Utah auto dealer Rick Warner began forging the last link in his two-block Auto Plaza Friday with the groundbreaking for the state's first Saturn franchise at 800 South and West Temple.

In September, Warner was named the exclusive Utah dealer for General Motor's new Saturn line of cars.Construction of the $2 million dealership - located just south of the Rick Warner Ford facility - should be completed by August, said Warner. To be named Saturn of Salt Lake, the facility will comprise 15,500 square feet on two acres. The entire Auto Plaza complex covers the two blocks in the area of 700 to 800 South streets and Main to West Temple.

Satellite Rick Warner Saturn dealerships also are planned for the south end of the Salt Lake Valley, Provo and Ogden, he said.

Warner is among an initial group of 130 Saturn dealers expected to be operational in 33 states by the end of the year.

At Friday's groundbreaking, guests got a close-up look at a new Saturn car fresh from the Spring Hill, Tenn., factory.

The Saturn project was first announced by GM in 1983 as an attempt to beat the Japanese at what was then their only game: producing low-cost, fuel-efficient, small cars.

Today, eight years and $3 billion in investment later, the first Saturn cars now are rolling off the assembly lines and into a marketplace that has become much more crowded than when the proj-ect first was conceived by former GM Chairman Roger Smith.
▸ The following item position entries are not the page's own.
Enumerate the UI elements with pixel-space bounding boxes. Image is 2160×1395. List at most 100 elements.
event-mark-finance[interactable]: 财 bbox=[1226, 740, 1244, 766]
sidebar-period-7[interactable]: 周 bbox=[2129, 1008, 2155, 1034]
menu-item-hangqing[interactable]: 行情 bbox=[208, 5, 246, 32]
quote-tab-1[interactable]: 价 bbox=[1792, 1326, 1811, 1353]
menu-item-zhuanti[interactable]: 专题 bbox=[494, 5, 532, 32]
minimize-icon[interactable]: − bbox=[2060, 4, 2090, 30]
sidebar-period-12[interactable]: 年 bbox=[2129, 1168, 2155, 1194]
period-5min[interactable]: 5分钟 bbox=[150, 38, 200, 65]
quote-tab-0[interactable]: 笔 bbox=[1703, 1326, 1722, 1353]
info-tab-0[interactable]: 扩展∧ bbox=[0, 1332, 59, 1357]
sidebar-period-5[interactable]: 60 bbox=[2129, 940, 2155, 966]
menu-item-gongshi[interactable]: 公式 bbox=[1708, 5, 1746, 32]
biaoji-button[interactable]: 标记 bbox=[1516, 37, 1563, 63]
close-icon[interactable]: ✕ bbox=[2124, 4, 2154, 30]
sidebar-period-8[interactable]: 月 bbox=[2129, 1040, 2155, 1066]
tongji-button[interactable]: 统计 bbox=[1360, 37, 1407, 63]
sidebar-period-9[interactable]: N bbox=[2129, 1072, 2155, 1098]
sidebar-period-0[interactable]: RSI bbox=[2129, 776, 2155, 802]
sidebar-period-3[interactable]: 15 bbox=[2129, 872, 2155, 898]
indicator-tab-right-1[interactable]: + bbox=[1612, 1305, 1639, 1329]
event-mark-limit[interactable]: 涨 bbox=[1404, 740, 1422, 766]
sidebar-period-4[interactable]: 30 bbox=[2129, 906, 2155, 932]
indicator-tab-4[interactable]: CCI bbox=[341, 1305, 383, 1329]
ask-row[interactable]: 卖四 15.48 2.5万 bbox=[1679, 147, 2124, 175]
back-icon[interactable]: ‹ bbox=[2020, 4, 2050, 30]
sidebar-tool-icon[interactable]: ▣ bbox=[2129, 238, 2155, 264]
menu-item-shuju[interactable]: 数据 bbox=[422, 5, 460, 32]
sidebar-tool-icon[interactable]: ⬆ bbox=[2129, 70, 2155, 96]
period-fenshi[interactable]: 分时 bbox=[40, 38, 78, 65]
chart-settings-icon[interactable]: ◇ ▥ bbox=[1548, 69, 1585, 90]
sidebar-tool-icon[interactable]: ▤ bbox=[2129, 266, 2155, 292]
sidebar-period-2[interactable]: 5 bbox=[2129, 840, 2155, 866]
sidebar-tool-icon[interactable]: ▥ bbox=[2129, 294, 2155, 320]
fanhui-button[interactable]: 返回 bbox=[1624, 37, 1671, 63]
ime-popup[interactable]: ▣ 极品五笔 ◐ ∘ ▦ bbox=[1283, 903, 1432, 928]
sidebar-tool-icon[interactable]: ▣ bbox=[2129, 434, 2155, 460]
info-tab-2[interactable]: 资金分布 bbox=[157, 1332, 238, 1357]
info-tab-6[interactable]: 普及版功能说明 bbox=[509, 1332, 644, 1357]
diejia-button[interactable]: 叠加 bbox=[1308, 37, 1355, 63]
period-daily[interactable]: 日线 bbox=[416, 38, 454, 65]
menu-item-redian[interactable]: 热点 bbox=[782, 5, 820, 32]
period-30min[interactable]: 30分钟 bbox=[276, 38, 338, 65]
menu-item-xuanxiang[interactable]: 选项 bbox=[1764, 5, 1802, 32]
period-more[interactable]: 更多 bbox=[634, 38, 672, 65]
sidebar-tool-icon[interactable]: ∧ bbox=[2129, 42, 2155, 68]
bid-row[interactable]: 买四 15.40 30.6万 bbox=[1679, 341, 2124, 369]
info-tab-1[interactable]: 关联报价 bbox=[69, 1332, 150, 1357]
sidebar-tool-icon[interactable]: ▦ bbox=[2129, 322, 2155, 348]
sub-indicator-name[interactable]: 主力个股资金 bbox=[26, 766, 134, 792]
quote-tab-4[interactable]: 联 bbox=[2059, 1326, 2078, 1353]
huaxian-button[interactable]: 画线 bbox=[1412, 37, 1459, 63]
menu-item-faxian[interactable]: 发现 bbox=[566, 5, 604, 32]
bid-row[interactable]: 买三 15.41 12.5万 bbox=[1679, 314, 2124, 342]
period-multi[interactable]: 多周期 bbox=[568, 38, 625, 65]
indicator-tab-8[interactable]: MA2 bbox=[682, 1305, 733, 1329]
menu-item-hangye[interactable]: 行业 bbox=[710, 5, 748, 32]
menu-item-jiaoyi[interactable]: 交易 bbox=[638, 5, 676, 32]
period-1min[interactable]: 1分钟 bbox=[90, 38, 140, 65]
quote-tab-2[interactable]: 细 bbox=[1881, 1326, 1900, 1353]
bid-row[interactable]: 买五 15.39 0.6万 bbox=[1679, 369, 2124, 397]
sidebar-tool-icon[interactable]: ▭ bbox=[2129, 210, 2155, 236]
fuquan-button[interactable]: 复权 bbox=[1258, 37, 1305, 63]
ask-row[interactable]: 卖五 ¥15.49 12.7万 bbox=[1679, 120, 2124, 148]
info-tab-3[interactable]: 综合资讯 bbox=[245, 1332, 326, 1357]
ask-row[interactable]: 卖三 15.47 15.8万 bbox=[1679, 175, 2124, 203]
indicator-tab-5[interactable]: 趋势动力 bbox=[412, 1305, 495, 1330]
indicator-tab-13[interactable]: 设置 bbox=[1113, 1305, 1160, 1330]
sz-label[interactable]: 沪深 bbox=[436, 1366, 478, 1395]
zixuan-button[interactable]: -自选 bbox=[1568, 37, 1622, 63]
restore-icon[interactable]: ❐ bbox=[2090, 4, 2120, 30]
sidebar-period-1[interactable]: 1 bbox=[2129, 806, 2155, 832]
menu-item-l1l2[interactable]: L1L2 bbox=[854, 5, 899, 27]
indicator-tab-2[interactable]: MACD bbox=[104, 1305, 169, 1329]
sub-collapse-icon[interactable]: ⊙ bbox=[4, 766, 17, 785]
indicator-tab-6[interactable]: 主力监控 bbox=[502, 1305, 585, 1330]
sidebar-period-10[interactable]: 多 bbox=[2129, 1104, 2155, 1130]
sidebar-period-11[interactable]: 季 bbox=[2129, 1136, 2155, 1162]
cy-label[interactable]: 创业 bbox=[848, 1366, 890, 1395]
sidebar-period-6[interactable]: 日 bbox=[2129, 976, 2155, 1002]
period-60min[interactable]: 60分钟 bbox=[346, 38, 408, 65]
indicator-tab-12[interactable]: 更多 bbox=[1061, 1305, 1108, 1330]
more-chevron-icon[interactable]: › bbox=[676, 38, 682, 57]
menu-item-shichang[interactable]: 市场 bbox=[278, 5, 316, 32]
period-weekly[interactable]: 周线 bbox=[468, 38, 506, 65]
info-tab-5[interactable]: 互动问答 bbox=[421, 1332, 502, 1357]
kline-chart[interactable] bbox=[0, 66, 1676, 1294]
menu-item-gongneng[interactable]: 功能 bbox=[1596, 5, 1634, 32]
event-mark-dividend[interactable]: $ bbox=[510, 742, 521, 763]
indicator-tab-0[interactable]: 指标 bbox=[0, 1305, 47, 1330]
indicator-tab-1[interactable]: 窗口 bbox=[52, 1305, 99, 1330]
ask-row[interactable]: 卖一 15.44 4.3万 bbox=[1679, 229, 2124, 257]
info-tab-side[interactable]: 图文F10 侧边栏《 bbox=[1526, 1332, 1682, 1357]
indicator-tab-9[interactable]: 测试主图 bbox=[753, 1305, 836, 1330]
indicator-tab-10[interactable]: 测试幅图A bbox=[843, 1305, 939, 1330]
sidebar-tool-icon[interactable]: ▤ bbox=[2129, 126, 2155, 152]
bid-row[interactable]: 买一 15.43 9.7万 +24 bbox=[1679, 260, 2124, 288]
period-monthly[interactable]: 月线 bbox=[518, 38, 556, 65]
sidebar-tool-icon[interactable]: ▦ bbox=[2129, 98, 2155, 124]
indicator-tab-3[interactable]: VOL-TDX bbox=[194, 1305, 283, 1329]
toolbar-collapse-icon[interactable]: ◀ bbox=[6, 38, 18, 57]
Richard G. LeFauve, Saturn Division president, said it will take one thing to make the gamble pay off: quality. "We won't have a second chance" to establish Saturn in what has become a hotly competitive car market, LeFauve said.

But Warner is confident Saturn will be a success. Last July, he was invited with a group of other prospective dealers to test-drive pre-production Saturn cars at GM's Desert Proving Ground near Mesa, Ariz. Warner and the others also were allowed to drive a group of "the competition's" cars in order to evaluate them head-to-head.

"They (the Saturns) were terrific," said Warner. "I thought their performance was exciting and a real advantage over their competitors. They also had an advantage in styling and especially in quality."

A sedan and a sporty 2+2 coupe were the first Saturn models to go on sale in November at prices in the $8,000 to $12,000 range - head-on competition for such successful small cars as the Honda Civic and the Toyota Corolla.

The first Saturns debuted in Southern California, considered the nation's toughest car market. Other dealerships are opening through the year.

On hand for Friday's groundbreaking, including local dignitaries, were Rick Thompson, Saturn field executive-Los Angeles; Paul Johnson, Saturn area manager-West; Nanette Wiatr, corporate communications-Los Angeles; Les Waliszewski, work unit modular adviser for Saturn interiors.

Architect for the new dealership is Smith and Layton; general contractor is McCullough Engineering and Contracting Co., both of Salt Lake City.